The trio watch and discuss these matches on their OLED TV and talk about playing for the national side and their careers. It’s an interesting and insightful approach, and you can watch the three videos on LG’s website.

The glaring miss

There are precious few footballers who have gone on to enjoy a long and successful acting career.

Frank Leboeuf may be the only man to have won a World Cup and star in an Oscar-winning film (he played a doctor in The Theory of Everything) but other than a few Eric Cantona movies it’s hard to think of any football star who’s gone on to big box office success.

We can blame Guy Richie for a couple of the less heralded transitions, and the less we say about David Beckham’s turn in the terrible King Arthur: Legend of the Sword and Vinnie Jones’ entire thespian career, the better.

So, when a brand decides to get players to actually act the outcome is often awful, as you can see in this cringeworthy effort from Pepsi.

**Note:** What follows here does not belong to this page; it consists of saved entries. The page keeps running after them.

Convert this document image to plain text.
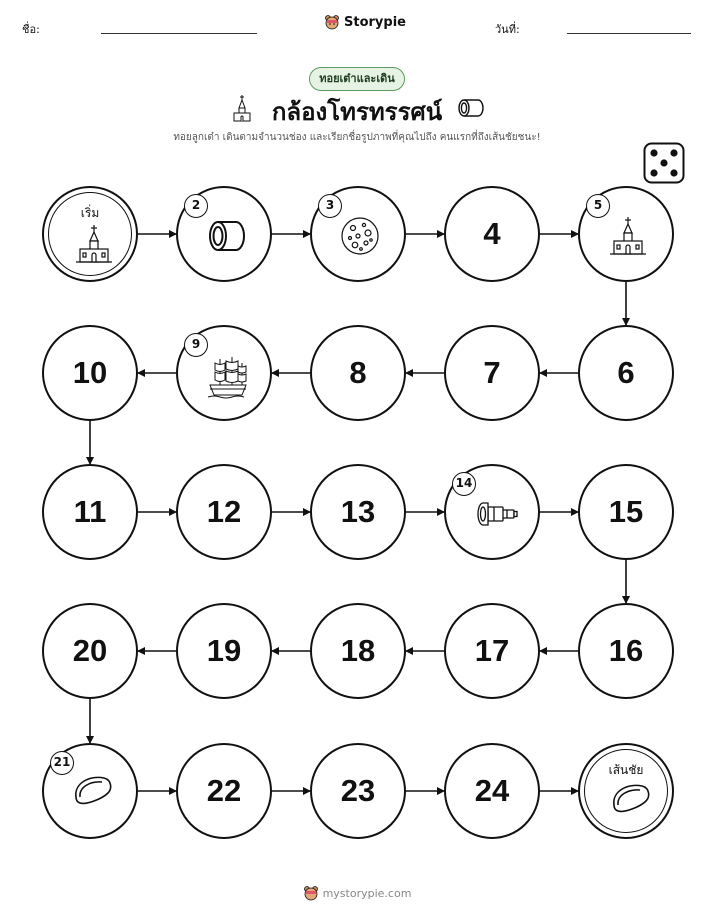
ชื่อ:	Storypie	วันที่:
ทอยเต๋าและเดิน
กล้องโทรทรรศน์
ทอยลูกเต๋า เดินตามจำนวนช่อง และเรียกชื่อรูปภาพที่คุณไปถึง คนแรกที่ถึงเส้นชัยชนะ!
เริ่ม
2	3
4
5
6
7
8
9
10
11	12	13
14
15
16
17
18
19
20
21
22	23	24
เส้นชัย
mystorypie.com
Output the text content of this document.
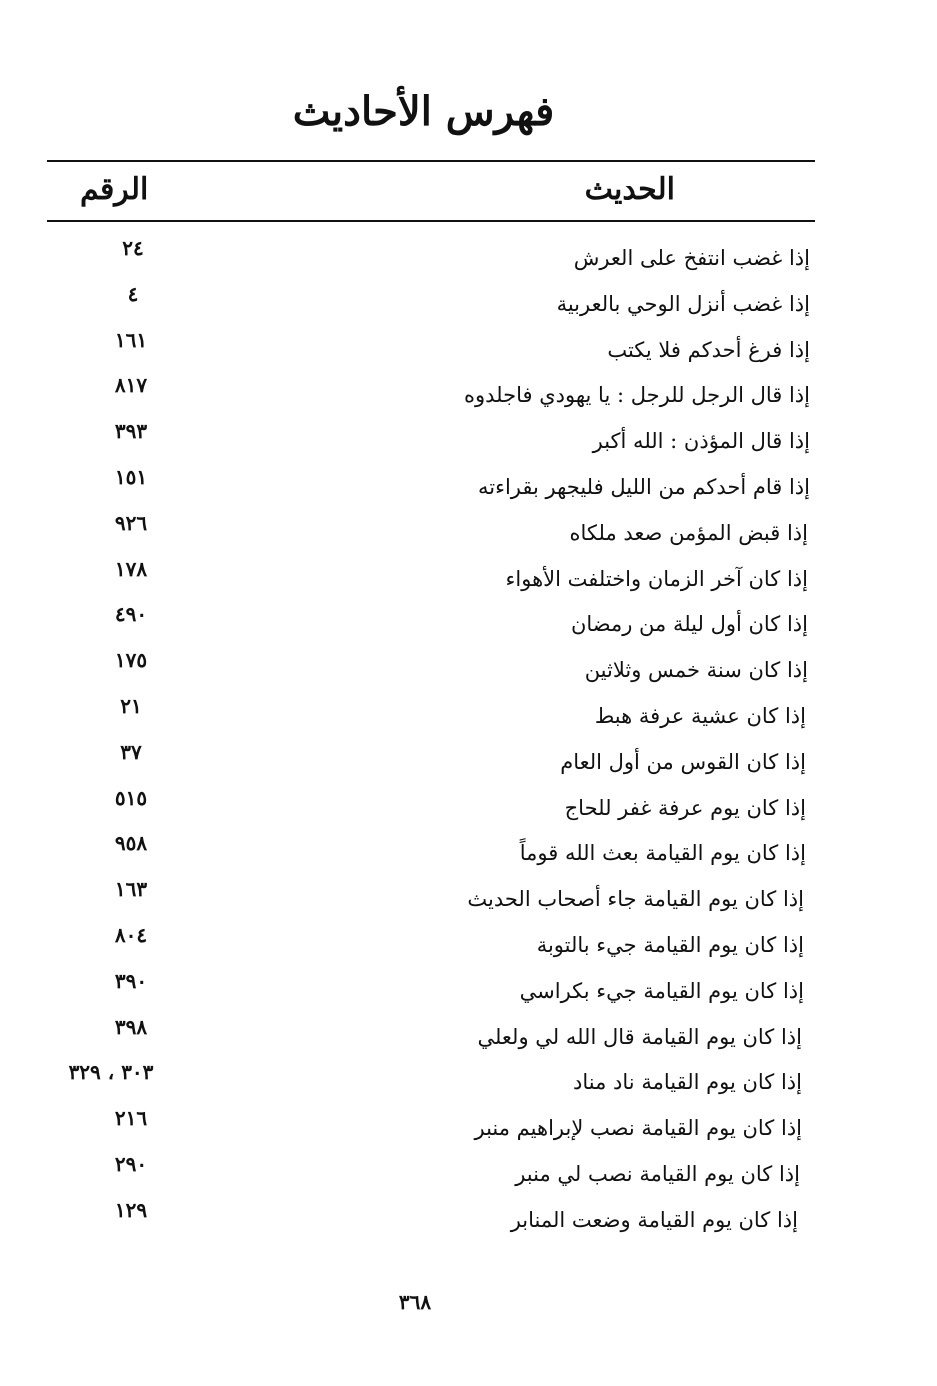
فهرس الأحاديث
الحديث
الرقم
إذا غضب انتفخ على العرش
٢٤
إذا غضب أنزل الوحي بالعربية
٤
إذا فرغ أحدكم فلا يكتب
١٦١
إذا قال الرجل للرجل : يا يهودي فاجلدوه
٨١٧
إذا قال المؤذن : الله أكبر
٣٩٣
إذا قام أحدكم من الليل فليجهر بقراءته
١٥١
إذا قبض المؤمن صعد ملكاه
٩٢٦
إذا كان آخر الزمان واختلفت الأهواء
١٧٨
إذا كان أول ليلة من رمضان
٤٩٠
إذا كان سنة خمس وثلاثين
١٧٥
إذا كان عشية عرفة هبط
٢١
إذا كان القوس من أول العام
٣٧
إذا كان يوم عرفة غفر للحاج
٥١٥
إذا كان يوم القيامة بعث الله قوماً
٩٥٨
إذا كان يوم القيامة جاء أصحاب الحديث
١٦٣
إذا كان يوم القيامة جيء بالتوبة
٨٠٤
إذا كان يوم القيامة جيء بكراسي
٣٩٠
إذا كان يوم القيامة قال الله لي ولعلي
٣٩٨
إذا كان يوم القيامة ناد مناد
٣٠٣ ، ٣٢٩
إذا كان يوم القيامة نصب لإبراهيم منبر
٢١٦
إذا كان يوم القيامة نصب لي منبر
٢٩٠
إذا كان يوم القيامة وضعت المنابر
١٢٩
٣٦٨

Overproduced and glitzy, this is a downright cheesefest. It’s hard to say which is the worst bit, although for us Dele Alli’s pretend embarrassment at nearly covering a woman in blue paint takes some beating.

The own goal

The Pepsi advert is a case study in amazing marketing, however, when compared to the recently launched (and ditched) Mastercard World Cup campaigns.

This month, the credit card brand announced that for every goal scored in this summer’s World Cup, and every goal that Lionel Messi and Neymar score over the next two years, it will provide 10,000 meals to hungry children.

On the face of it, linking the brand’s tie-up with the World Food Programme could have been a way of demonstrating their charitable credentials. However, it soon became clear that the campaign had scored something of an own goal.

Henry Winter, chief football writer for The Times, said: “Compassion should never be a competition. It should be an instinct. And what does that say to Messi and Neymar? If you miss a goal, people starve.” imagine the guilt when a goalkeeper saves a penalty and 10,000 children don’t get a meal.

After a significant backlash, Mastercard were forced to ditch the campaign. A statement said: “Mastercard has heard the comments about our campaign in Latin America featuring our brand ambassadors Messi and Neymar Jr. in support of the United Nations World Food Programme.

“We don’t want fans, players or anyone to lose focus on the critical issue of hunger and our efforts to raise support for this cause. Based on the feedback, we are adjusting this campaign to replace the 10,000 meals donation per goal by Messi and Neymar Jr with a contribution of two million meals in 2018.”

So which brands have impressed you with their World Cup campaigns this summer? Let us know!